「その方がシロらしいね」
リリーがそんな事を言うから、今度は自分が口を開けてしまった。
慌ててタバコを拾ったけど、また床に焼け跡が出来た。
二個目に出来た跡は少し大きくて、もうごまかせないなって思った。
諦めて二本目のタバコに火を点け、気持ちを落ち着かせる。
「ありがと…」
「え?」
「だから、似合うって言ってくれてどうも!」
「…ううん」
ありがとう。

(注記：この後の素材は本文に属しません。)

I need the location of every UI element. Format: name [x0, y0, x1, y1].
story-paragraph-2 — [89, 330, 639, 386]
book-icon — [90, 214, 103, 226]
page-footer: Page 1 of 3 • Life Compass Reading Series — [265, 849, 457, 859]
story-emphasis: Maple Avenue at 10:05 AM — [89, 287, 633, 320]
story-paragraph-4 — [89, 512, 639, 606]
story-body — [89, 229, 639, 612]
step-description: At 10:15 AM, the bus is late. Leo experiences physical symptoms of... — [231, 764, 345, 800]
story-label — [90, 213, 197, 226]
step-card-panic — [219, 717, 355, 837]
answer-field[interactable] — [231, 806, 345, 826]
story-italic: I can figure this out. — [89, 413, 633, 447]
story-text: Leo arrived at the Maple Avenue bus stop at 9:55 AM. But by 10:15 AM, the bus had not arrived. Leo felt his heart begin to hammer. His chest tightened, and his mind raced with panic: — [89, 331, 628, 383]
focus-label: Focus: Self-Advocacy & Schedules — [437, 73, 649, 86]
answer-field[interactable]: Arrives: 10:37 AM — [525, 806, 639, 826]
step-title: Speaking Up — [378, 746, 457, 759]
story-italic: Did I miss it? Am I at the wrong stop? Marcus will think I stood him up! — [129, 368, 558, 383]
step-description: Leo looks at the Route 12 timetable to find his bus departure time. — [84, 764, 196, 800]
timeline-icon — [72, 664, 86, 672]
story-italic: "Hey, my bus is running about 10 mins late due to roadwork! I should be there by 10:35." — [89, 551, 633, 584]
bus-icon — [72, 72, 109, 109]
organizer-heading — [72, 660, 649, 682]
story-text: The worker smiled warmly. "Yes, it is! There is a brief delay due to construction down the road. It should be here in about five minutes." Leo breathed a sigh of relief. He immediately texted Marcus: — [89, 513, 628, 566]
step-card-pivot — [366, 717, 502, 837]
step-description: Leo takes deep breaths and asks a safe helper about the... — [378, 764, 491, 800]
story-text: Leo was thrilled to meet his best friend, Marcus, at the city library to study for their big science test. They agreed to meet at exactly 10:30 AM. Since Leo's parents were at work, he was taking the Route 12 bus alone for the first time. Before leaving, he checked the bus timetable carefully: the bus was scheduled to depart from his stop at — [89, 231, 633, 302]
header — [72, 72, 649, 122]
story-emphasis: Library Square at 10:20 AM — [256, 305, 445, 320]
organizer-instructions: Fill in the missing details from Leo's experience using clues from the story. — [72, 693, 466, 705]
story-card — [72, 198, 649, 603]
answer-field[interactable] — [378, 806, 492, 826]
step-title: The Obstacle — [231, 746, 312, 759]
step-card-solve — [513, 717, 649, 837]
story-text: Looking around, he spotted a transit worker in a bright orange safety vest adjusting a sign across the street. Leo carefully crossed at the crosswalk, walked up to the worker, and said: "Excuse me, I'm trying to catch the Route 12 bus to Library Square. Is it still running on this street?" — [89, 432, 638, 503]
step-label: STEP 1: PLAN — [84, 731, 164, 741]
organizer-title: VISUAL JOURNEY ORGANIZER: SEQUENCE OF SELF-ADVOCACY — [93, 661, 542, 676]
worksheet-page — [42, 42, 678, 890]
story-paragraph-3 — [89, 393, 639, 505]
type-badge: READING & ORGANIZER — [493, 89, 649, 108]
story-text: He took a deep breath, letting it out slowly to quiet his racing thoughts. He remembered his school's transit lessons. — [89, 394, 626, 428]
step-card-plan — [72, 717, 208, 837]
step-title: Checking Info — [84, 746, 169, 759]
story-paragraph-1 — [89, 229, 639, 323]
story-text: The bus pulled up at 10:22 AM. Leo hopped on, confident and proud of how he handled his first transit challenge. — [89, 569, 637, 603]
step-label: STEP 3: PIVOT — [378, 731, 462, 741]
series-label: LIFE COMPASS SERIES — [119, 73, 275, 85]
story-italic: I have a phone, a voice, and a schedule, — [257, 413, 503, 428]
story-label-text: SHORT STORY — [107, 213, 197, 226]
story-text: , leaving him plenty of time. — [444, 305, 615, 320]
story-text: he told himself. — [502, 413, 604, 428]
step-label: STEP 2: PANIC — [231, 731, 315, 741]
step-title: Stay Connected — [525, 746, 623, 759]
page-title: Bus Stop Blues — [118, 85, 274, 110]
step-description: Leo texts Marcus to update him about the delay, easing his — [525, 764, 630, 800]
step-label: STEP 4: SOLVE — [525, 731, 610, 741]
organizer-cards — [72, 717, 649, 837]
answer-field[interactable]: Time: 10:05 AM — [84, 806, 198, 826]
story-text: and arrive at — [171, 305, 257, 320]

なんて、誰にも言った事がなくて、しかも二度も言わされて照れ臭かった。
リリーの方は見れなかった。
でも、どんな顔してるかは想像出来る。
そこだけ穏やかな風が凪いだように温かくて、見るだけでじんわりと熱が帯びるような、柔らかい笑顔。
その時、俺は胸が刺されたような、そんな気がした。
細い針で皮膚を突くような、そんな感じ。
やっぱ、俺…
まさか…
そんな自問自答をしながら、暫く考え込んでリリーに言ってみた。
「あのさ…東京行かねぇ?」
「東京?」
リリーが首を傾げ、冗談でしょとでも言いたげに自分を見ている。
「そ。もうすぐ大学も休みに入るし、前にリリー言ってたじゃん。一回も東京に行った事ないって」
「そうだけど…」
それは突然思い付いた事だった。
半分はこじつけで、半分は自分とリリーの為。
この部屋から離れたら、上手く言葉に出来そうな、そんな気がした。